Roy yanked the bronco’s head in the air and turned him as on a pivot. He could hear his brother, but could not see him.

“Where are you?”

The question remained unanswered, for at that moment Roy reached the edge of the trees and saw Teddy.

The boy had dismounted and was leaning over a figure stretched out under a pine tree. The two ponies stood near by.

“Right, Teddy! Be with you in a second.”

Roy slid from the pony before it had come to a full stop. Then he was at his brother’s side and staring down at the body of a man—a miner, from his clothes—who lay breathing noisily, a thin trickle of blood running from his neck and spreading over the blue denim shirt.

“Got it good,” Teddy whispered. “Afraid he’s going to pass out pretty soon.”

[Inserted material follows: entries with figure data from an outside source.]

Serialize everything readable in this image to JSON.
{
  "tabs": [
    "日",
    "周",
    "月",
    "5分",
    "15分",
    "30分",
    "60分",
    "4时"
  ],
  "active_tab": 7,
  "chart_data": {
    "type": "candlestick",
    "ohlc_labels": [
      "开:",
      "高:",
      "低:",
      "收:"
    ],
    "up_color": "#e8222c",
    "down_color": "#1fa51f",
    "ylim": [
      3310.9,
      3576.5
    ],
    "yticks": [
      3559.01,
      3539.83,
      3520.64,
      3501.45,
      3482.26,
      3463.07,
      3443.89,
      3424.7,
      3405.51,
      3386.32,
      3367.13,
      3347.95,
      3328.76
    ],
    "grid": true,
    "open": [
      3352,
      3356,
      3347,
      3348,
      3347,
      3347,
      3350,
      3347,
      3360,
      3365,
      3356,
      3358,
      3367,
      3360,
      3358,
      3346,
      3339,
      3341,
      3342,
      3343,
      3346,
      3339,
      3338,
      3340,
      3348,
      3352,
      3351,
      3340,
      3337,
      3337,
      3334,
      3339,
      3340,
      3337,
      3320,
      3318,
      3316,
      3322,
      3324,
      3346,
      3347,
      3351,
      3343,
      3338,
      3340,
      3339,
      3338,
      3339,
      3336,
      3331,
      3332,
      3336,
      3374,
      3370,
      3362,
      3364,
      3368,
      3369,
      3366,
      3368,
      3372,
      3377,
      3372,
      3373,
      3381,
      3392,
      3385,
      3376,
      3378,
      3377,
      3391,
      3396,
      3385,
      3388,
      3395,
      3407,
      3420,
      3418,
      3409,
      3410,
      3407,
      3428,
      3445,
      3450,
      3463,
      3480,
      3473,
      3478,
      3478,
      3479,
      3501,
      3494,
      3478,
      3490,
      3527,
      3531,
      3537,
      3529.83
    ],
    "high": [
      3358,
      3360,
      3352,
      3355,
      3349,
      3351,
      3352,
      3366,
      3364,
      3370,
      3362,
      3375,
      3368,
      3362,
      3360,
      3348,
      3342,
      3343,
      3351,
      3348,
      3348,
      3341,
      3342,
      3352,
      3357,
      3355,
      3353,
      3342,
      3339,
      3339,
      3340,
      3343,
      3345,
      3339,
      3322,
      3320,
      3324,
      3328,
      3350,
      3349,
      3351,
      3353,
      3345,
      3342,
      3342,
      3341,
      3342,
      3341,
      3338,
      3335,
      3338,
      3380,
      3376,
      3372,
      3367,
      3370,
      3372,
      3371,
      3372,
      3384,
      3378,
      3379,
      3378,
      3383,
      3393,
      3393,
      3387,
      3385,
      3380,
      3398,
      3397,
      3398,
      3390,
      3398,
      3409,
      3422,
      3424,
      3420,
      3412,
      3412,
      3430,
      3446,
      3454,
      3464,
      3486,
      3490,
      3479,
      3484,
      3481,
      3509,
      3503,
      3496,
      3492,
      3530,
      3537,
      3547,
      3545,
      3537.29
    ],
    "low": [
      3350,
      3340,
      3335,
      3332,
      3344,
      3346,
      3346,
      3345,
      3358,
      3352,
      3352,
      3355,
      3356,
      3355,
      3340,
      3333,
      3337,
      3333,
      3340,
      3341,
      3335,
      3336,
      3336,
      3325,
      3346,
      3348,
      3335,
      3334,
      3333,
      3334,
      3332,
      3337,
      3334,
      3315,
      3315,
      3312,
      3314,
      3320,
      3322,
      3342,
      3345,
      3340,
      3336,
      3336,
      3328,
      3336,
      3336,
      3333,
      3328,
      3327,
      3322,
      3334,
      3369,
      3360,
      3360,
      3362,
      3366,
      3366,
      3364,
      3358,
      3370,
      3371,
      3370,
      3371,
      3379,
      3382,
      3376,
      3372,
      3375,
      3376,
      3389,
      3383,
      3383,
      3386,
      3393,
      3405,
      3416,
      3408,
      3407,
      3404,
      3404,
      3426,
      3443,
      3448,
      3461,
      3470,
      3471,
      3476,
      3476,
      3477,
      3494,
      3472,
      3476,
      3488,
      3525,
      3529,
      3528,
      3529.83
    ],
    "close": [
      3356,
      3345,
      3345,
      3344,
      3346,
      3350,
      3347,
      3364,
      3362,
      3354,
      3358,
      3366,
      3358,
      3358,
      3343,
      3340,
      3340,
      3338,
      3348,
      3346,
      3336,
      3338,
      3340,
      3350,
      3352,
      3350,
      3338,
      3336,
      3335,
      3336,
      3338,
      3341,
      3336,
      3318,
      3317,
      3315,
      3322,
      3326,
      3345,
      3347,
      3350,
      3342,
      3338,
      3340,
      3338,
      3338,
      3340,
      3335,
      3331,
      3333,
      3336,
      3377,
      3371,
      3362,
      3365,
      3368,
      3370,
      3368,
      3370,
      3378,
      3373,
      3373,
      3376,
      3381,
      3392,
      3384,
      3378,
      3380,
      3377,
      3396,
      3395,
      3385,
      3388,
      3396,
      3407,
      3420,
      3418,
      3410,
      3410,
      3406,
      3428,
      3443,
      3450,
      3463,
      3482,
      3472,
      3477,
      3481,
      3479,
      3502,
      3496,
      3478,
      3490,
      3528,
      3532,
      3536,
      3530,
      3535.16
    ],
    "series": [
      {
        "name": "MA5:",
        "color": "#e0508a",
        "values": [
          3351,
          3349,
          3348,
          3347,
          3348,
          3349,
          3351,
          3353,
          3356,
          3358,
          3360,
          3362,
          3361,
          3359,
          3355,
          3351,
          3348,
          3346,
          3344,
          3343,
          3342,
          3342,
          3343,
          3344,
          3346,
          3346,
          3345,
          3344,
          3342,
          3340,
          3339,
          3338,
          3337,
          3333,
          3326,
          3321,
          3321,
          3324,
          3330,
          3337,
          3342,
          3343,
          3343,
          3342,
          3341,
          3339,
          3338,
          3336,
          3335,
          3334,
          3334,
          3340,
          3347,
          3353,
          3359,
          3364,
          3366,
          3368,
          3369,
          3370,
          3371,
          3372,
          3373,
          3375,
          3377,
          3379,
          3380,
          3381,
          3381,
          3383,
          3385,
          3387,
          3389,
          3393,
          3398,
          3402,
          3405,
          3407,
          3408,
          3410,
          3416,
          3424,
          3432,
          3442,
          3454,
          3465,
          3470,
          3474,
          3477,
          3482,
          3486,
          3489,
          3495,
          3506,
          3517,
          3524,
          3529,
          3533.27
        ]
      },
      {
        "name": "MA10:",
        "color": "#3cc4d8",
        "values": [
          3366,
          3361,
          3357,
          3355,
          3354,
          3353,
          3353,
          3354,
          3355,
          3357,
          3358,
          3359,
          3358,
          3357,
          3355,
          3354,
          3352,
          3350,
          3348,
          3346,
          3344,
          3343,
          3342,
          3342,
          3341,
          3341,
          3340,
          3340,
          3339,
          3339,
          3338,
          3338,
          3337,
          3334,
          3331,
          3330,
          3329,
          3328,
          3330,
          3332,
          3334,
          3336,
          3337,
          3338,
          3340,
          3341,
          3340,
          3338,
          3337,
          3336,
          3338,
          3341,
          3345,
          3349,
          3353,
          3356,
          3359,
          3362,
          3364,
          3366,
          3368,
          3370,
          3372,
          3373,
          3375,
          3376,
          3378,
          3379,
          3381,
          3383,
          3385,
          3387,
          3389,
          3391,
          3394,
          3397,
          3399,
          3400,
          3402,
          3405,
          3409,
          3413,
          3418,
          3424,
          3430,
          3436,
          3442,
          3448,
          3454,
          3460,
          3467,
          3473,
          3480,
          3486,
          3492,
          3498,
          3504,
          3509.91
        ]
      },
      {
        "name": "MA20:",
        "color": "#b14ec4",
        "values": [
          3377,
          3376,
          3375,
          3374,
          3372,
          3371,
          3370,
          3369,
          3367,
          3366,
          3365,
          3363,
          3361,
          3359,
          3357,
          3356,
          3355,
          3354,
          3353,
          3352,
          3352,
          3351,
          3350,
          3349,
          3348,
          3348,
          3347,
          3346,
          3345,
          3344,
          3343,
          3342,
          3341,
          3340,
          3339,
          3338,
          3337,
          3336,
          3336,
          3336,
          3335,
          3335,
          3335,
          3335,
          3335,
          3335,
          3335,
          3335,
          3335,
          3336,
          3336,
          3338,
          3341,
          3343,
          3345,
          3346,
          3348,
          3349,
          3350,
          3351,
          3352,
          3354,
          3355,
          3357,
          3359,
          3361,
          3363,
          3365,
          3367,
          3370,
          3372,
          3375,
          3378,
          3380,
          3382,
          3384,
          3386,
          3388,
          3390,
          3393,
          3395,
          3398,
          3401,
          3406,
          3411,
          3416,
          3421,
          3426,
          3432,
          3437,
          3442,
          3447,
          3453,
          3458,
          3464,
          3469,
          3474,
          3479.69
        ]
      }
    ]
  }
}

The man was past fifty, from his grey hair, and nearly sixty from the lines creased deeply in his face. His eyes were sunken, the cheeks hollow, betokening much hardship. About six feet tall he was, with long arms that now lay like rods of flesh at his sides. The fingers opened and closed convulsively, then quieted.

As Roy bent toward him, he thought how much this unfortunate reminded him of Pop Burns, an old hand on the X Bar X. Tall, thin, grizzled, same facial characteristics, same broad forehead and large ears.